腰痛は正しく理解すれば、比較的早期に改善させることができます。
さらに、ぎっくり腰の再発率を低下させることも
できます。

この記事では、ぎっくり腰、非特異的腰痛を中心に、腰痛施術にあたる施術家が必ず押さえておくべき間違った腰痛の知識、腰痛施術のポイント、再発する原因について分かりやすく説明しています。

腰痛の85%は、画像検査は明らかな異常のみられない「非特異的腰痛」といわれています。そう、腰痛のほとんどは腰に原因がないということなんです。そして、ぎっくり腰の再発率を研究した論文によると、12ヵ月以内での再発率は73%に上るといいます1)

腰痛施術に現役で携わる柔道整復師の経験とデータを元に、具体的な腰痛施術の方法を説明します。

Contents

腰痛が治らない理由は…、
実は腰痛に関する”常識”がそもそも間違っていた!!

腰痛施術は進化している?腰痛患者は毎年伸び続けています。なぜこれだけ医療が進歩しているにもかかわらず、そしてこれだけ整形外科が増え、整骨院などの治療院も増え続けているのに腰痛の患者さんは減少しないのでしょうか?

さらにここ数年、治療院業界では各地で腰痛をはじめとする技術セミナーが毎週のように行われています。医療が進歩し、また私たち施術家の技術力も確実に向上しているはずなのに、一体なぜ腰痛の患者さんは減らないのでしょうか?

その理由は、いたってシンプルです。そう、腰痛に対する知識がそもそも間違っているからです。

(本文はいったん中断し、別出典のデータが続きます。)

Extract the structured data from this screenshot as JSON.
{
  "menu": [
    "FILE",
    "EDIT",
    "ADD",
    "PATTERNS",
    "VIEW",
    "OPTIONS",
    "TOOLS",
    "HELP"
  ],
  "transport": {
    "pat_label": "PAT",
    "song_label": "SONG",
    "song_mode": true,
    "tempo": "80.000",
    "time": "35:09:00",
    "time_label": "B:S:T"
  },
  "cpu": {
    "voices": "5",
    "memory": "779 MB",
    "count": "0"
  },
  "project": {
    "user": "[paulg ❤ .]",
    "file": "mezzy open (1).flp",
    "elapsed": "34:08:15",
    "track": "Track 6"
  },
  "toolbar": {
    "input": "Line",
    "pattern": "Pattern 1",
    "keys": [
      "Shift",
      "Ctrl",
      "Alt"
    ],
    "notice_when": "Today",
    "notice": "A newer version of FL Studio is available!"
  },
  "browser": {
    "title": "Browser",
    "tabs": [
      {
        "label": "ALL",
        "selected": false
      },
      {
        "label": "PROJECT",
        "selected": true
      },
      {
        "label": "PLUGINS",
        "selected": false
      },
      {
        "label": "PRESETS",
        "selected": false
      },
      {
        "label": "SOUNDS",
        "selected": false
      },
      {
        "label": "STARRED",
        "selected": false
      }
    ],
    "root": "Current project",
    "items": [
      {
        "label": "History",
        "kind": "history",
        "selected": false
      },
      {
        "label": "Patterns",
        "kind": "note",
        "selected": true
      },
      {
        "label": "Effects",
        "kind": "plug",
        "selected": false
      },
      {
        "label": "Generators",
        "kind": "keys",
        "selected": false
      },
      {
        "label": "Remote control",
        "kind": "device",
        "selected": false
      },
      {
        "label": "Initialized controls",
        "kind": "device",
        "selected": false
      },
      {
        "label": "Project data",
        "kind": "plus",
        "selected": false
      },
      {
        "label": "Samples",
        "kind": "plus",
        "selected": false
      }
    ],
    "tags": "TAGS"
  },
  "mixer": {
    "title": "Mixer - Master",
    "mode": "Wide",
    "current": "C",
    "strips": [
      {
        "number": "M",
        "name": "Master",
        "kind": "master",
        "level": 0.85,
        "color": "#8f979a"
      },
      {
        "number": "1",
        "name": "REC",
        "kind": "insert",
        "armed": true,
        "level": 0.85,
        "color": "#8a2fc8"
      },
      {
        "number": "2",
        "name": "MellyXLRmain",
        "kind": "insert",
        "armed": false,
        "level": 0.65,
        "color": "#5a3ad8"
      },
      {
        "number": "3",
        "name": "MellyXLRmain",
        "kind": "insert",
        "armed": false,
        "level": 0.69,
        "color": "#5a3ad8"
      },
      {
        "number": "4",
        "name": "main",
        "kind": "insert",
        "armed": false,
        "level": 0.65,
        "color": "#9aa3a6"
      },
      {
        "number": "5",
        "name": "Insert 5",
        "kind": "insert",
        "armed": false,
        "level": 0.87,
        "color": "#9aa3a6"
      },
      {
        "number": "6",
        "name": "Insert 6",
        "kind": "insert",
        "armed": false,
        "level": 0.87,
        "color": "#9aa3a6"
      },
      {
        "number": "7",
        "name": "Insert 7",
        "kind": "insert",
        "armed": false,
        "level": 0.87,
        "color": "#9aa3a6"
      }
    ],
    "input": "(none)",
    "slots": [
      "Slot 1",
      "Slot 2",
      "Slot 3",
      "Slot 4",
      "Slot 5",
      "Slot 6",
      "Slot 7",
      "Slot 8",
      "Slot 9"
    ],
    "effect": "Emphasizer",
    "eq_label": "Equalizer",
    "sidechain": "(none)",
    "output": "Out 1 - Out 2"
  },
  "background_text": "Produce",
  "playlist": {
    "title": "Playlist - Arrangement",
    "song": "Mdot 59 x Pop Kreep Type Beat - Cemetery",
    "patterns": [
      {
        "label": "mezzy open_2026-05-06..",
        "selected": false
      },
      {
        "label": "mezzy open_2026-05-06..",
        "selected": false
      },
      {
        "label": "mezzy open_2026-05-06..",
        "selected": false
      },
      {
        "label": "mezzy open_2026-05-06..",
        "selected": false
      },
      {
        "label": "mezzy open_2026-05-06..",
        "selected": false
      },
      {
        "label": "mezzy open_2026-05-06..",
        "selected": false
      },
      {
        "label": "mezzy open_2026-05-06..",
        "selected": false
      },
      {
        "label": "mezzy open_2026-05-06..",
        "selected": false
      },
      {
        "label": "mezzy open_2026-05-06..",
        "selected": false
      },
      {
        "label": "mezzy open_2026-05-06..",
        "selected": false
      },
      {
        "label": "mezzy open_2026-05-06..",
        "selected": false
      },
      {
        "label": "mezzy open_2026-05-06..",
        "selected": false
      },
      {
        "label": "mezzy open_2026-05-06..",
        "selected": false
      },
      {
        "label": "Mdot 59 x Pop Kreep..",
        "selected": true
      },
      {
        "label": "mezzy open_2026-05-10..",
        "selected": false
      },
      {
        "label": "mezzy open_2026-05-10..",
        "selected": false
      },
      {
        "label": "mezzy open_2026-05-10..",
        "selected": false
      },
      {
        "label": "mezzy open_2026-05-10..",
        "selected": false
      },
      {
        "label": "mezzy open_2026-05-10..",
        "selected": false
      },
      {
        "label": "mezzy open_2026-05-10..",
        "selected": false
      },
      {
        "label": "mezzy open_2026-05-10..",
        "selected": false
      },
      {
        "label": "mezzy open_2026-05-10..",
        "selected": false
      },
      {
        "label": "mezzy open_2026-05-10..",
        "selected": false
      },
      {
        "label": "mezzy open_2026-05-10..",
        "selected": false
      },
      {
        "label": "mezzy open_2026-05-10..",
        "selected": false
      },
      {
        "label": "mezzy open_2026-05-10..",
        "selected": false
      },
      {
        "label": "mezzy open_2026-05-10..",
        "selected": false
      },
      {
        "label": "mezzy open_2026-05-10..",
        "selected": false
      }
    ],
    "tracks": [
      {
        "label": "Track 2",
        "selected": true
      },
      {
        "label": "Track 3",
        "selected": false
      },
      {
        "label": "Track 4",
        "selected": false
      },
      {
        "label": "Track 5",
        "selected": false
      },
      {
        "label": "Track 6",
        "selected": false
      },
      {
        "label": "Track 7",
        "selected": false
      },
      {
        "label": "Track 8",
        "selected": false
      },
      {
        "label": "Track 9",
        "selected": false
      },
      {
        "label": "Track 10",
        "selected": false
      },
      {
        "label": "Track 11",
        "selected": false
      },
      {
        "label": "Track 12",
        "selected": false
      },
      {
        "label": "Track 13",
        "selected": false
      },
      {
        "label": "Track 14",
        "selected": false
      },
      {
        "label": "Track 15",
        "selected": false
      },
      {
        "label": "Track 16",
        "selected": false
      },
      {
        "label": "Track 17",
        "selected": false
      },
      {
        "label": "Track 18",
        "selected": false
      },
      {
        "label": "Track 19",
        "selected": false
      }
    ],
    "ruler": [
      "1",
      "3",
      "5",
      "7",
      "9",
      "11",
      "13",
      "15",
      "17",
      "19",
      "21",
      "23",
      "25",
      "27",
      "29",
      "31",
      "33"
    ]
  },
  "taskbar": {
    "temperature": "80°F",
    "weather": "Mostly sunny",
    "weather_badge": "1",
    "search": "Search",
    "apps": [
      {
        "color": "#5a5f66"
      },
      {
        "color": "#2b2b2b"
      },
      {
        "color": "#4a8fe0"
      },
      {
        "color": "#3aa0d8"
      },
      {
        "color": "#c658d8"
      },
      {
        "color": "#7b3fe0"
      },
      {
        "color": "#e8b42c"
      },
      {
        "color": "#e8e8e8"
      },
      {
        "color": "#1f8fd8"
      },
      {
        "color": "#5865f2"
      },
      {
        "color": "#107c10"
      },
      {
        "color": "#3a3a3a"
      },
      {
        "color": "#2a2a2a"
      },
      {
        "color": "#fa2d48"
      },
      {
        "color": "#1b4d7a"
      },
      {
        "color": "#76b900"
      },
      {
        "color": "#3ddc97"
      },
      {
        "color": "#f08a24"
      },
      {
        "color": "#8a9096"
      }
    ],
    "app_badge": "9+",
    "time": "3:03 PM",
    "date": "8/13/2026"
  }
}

治るわけのない治療を続けても治ることはありません。これが答えです。

では、一体何が間違っているのでしょうか?そしてなぜ治らないのでしょうか?わかりやすく説明させていただきますね。

なぜストレッチをしても腰痛は治らないのか? -腰痛と柔軟性の関係

腰痛とストレッチ多くの先生は「硬いから腰痛になるんだよ」と言います。だから、患者さんも「私硬いから…」と、こういうわけです。だから、施術でストレッチをはじめとする柔軟性を高める施術がよく行われます。そこでよく行われるのがスタティックストレッチ(静的ストレッチ)ですね。スタティックストレッチというのは、20~30秒ほど持続するストレッチで、柔軟性の向上にとても有効とされています。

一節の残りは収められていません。